Token counts are estimated before sending a request and precisely calculated on the server. The estimation uses a fast local tokenizer that may differ slightly from the server’s tokenizer. Small discrepancies (1-3%) are normal and do not affect functionality.
How do I reduce token consumption in long sessions?
Start new conversations for unrelated tasks. Each message in a conversation includes the full history, so long conversations consume exponentially more tokens. A 50-message conversation may use 10x the tokens of five 10-message conversations.
Can I see my token usage?
Run claude usage to see your current billing period’s token consumption broken down by model. The Anthropic console at console.anthropic.com provides detailed usage graphs and per-day breakdowns.
Which model does Claude Code use by default?
Claude Code uses the latest Claude model available on your account. You can override the model with claude --model claude-sonnet-4-20250514 or set a default in your configuration with claude config set model claude-sonnet-4-20250514.
Estimate usage → Calculate your token consumption with our Token Estimator.
Related Guides
Try it: Paste your error into our Error Diagnostic for an instant fix.
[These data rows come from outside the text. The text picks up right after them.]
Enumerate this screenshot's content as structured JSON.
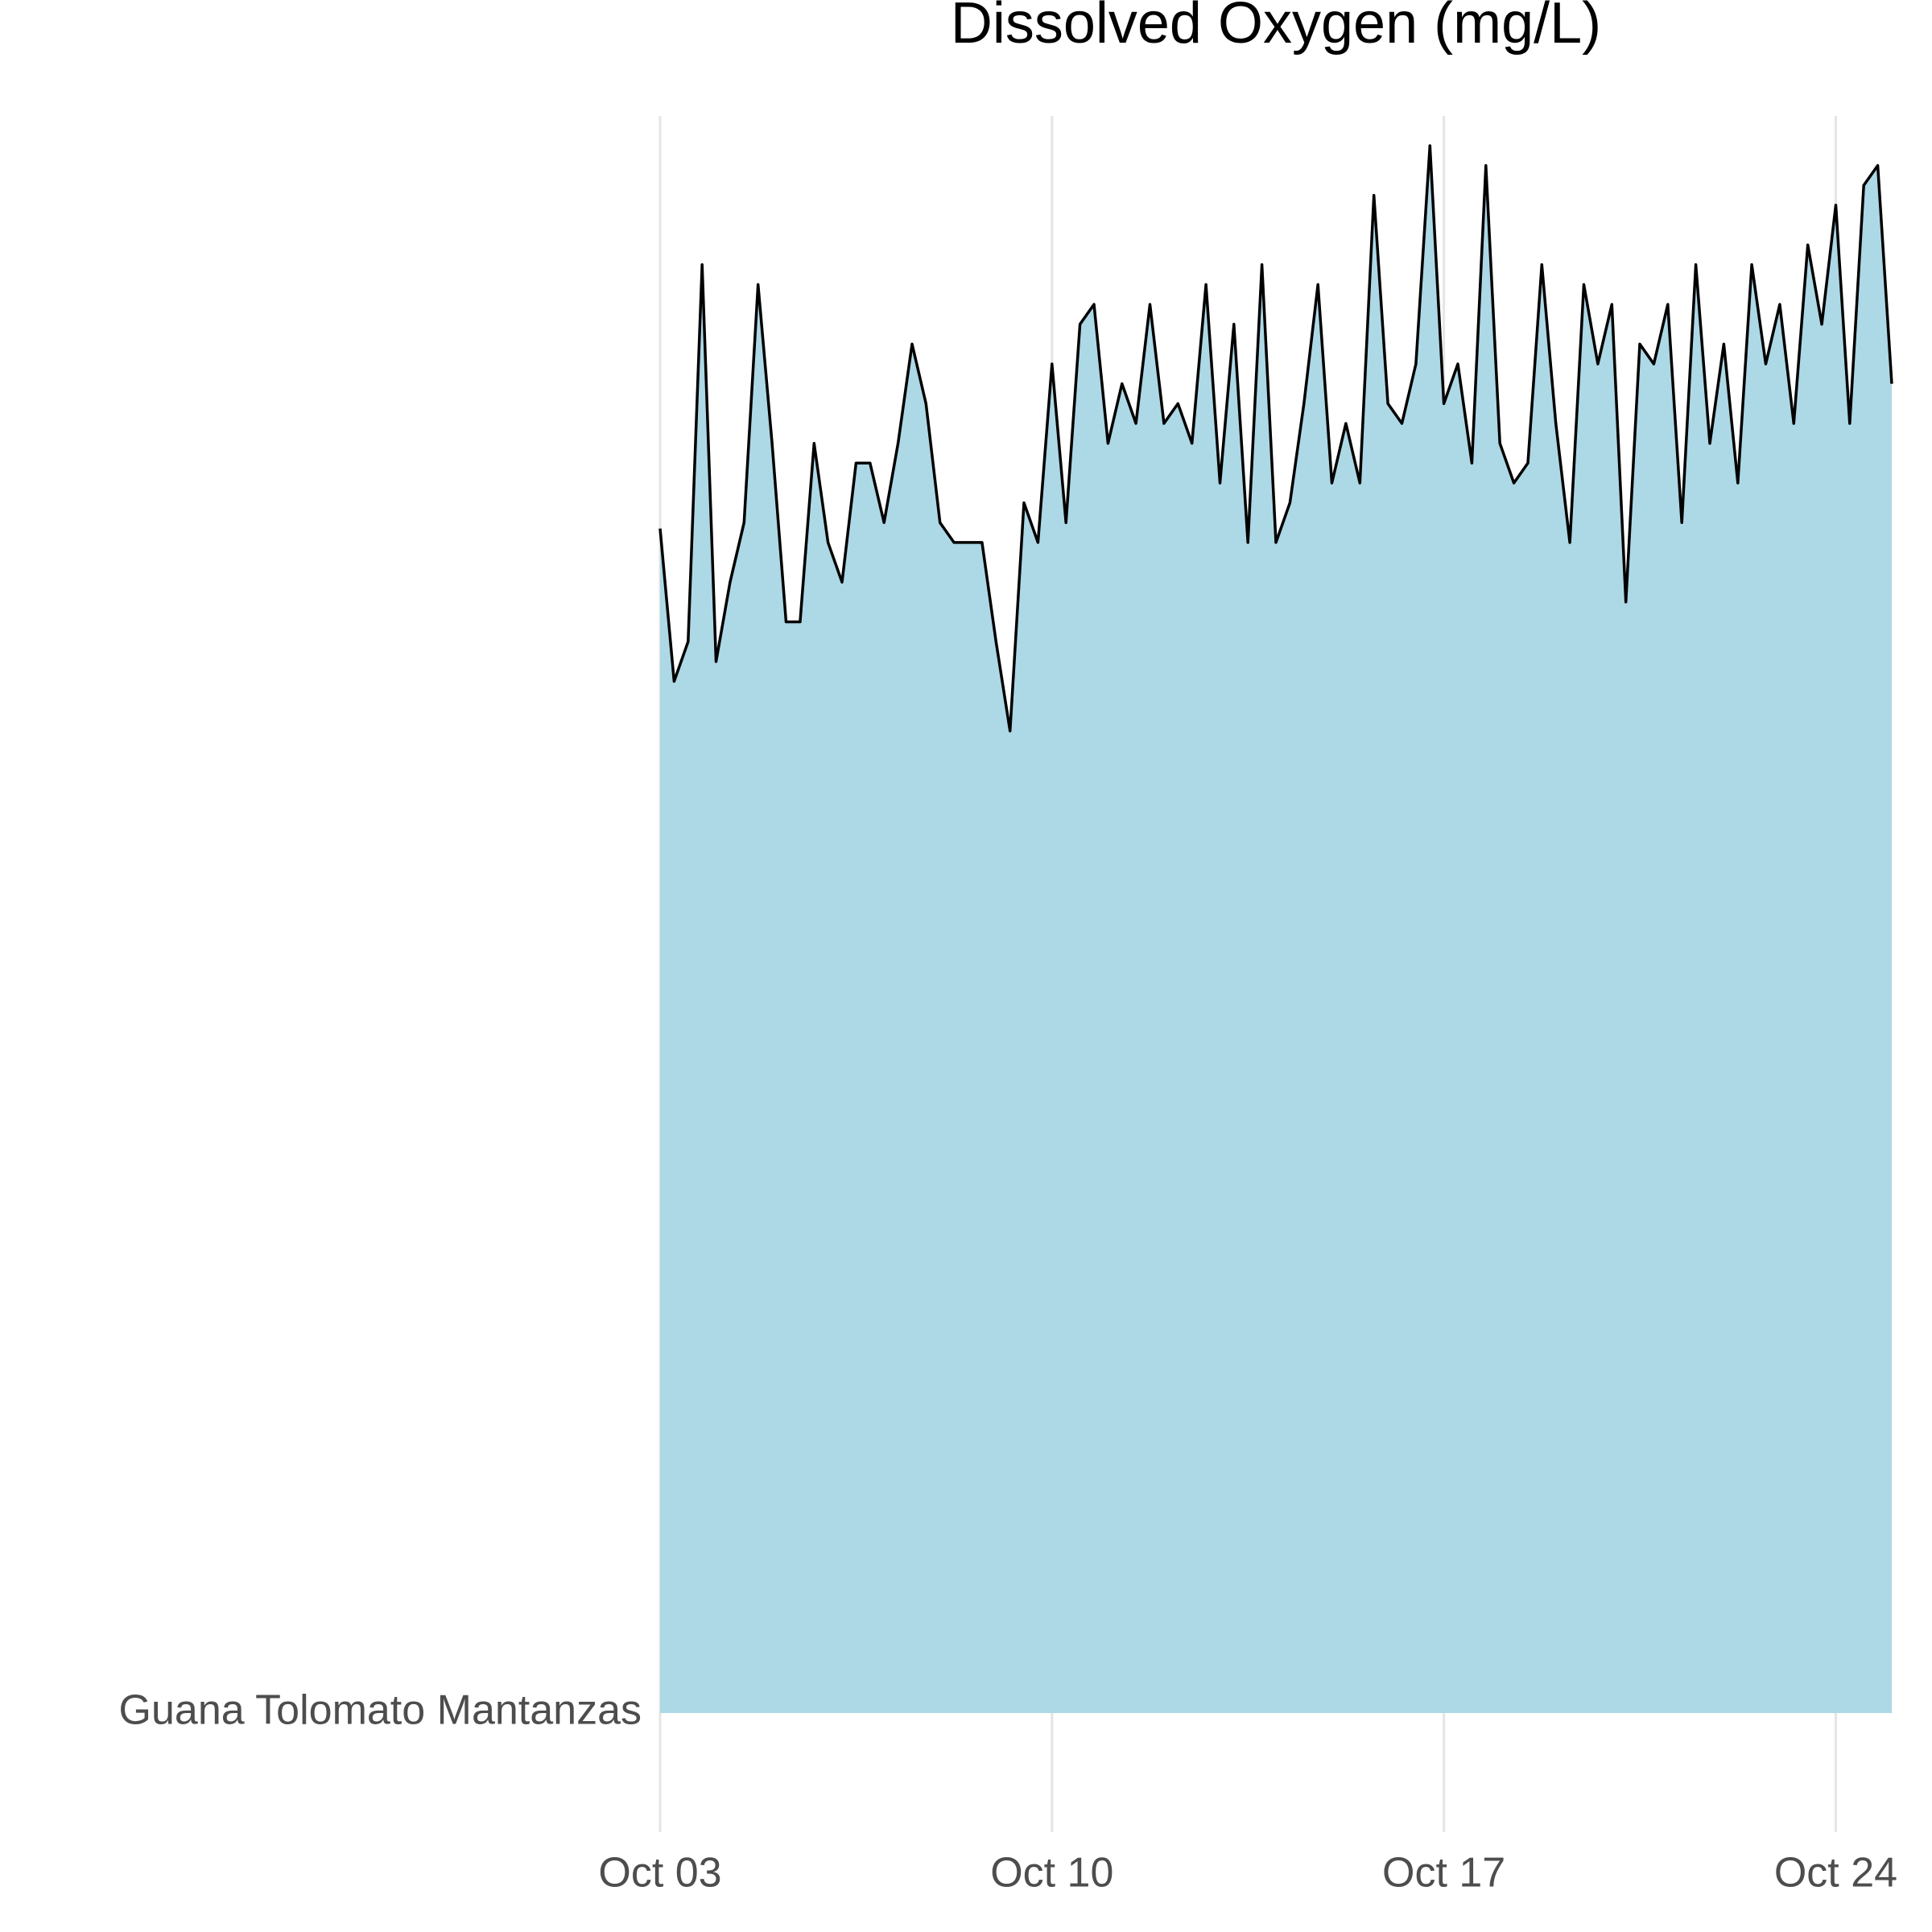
{
  "chart_data": {
    "type": "area",
    "title": "Dissolved Oxygen (mg/L)",
    "categories": [
      "Guana Tolomato Mantanzas"
    ],
    "x": [
      3,
      3.25,
      3.5,
      3.75,
      4,
      4.25,
      4.5,
      4.75,
      5,
      5.25,
      5.5,
      5.75,
      6,
      6.25,
      6.5,
      6.75,
      7,
      7.25,
      7.5,
      7.75,
      8,
      8.25,
      8.5,
      8.75,
      9,
      9.25,
      9.5,
      9.75,
      10,
      10.25,
      10.5,
      10.75,
      11,
      11.25,
      11.5,
      11.75,
      12,
      12.25,
      12.5,
      12.75,
      13,
      13.25,
      13.5,
      13.75,
      14,
      14.25,
      14.5,
      14.75,
      15,
      15.25,
      15.5,
      15.75,
      16,
      16.25,
      16.5,
      16.75,
      17,
      17.25,
      17.5,
      17.75,
      18,
      18.25,
      18.5,
      18.75,
      19,
      19.25,
      19.5,
      19.75,
      20,
      20.25,
      20.5,
      20.75,
      21,
      21.25,
      21.5,
      21.75,
      22,
      22.25,
      22.5,
      22.75,
      23,
      23.25,
      23.5,
      23.75,
      24,
      24.25,
      24.5,
      24.75,
      25
    ],
    "values": [
      5.97,
      5.2,
      5.4,
      7.3,
      5.3,
      5.7,
      6.0,
      7.2,
      6.4,
      5.5,
      5.5,
      6.4,
      5.9,
      5.7,
      6.3,
      6.3,
      6.0,
      6.4,
      6.9,
      6.6,
      6.0,
      5.9,
      5.9,
      5.9,
      5.4,
      4.95,
      6.1,
      5.9,
      6.8,
      6.0,
      7.0,
      7.1,
      6.4,
      6.7,
      6.5,
      7.1,
      6.5,
      6.6,
      6.4,
      7.2,
      6.2,
      7.0,
      5.9,
      7.3,
      5.9,
      6.1,
      6.6,
      7.2,
      6.2,
      6.5,
      6.2,
      7.65,
      6.6,
      6.5,
      6.8,
      7.9,
      6.6,
      6.8,
      6.3,
      7.8,
      6.4,
      6.2,
      6.3,
      7.3,
      6.5,
      5.9,
      7.2,
      6.8,
      7.1,
      5.6,
      6.9,
      6.8,
      7.1,
      6.0,
      7.3,
      6.4,
      6.9,
      6.2,
      7.3,
      6.8,
      7.1,
      6.5,
      7.4,
      7.0,
      7.6,
      6.5,
      7.7,
      7.8,
      6.7
    ],
    "color": "#add8e6",
    "line_color": "#000000",
    "xlim": [
      3,
      25
    ],
    "ylim": [
      0,
      8.05
    ],
    "xticks": [
      {
        "value": 3,
        "label": "Oct 03"
      },
      {
        "value": 10,
        "label": "Oct 10"
      },
      {
        "value": 17,
        "label": "Oct 17"
      },
      {
        "value": 24,
        "label": "Oct 24"
      }
    ],
    "grid": true
  }
}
- Fix Skill Exceeded Maximum Output
- Context Window Exceeded — Fix (2026)
- Fix Claude Rate Exceeded Error (2026)
- Fix Claude AI Rate Exceeded Error
How Extended Thinking Works
Extended thinking gives Claude more processing time for complex tasks by allowing it to reason through problems step-by-step before producing an output. This is not the same as a longer response – it is additional internal reasoning that improves accuracy on tasks requiring planning, multi-step logic, or complex code generation.
When to use extended thinking: Multi-file refactoring, architecture decisions, debugging complex interactions, writing code that involves multiple interacting systems.
When NOT to use extended thinking: Simple questions, single-file edits, formatting changes, or tasks where speed matters more than depth.
Token cost implications. Extended thinking tokens count toward your usage but are often worthwhile. A task that takes 3 attempts without thinking (90K tokens total) may succeed on the first attempt with thinking (40K tokens including thinking overhead).
Configuring Extended Thinking
Extended thinking is controlled by the model parameter and is available on Claude Opus 4.6 and Sonnet 4.6 models. In Claude Code, it activates automatically for complex tasks when using a supported model.
To explicitly request thinking in API calls:
response = client.messages.create(
model="claude-opus-4-6-20250414",
max_tokens=16000,
thinking={"type": "enabled", "budget_tokens": 10000},
messages=[{"role": "user", "content": prompt}]
)
The budget_tokens parameter controls how many tokens Claude can use for internal reasoning. Higher budgets allow deeper analysis but cost more. Start with 5,000 and increase if outputs are incomplete.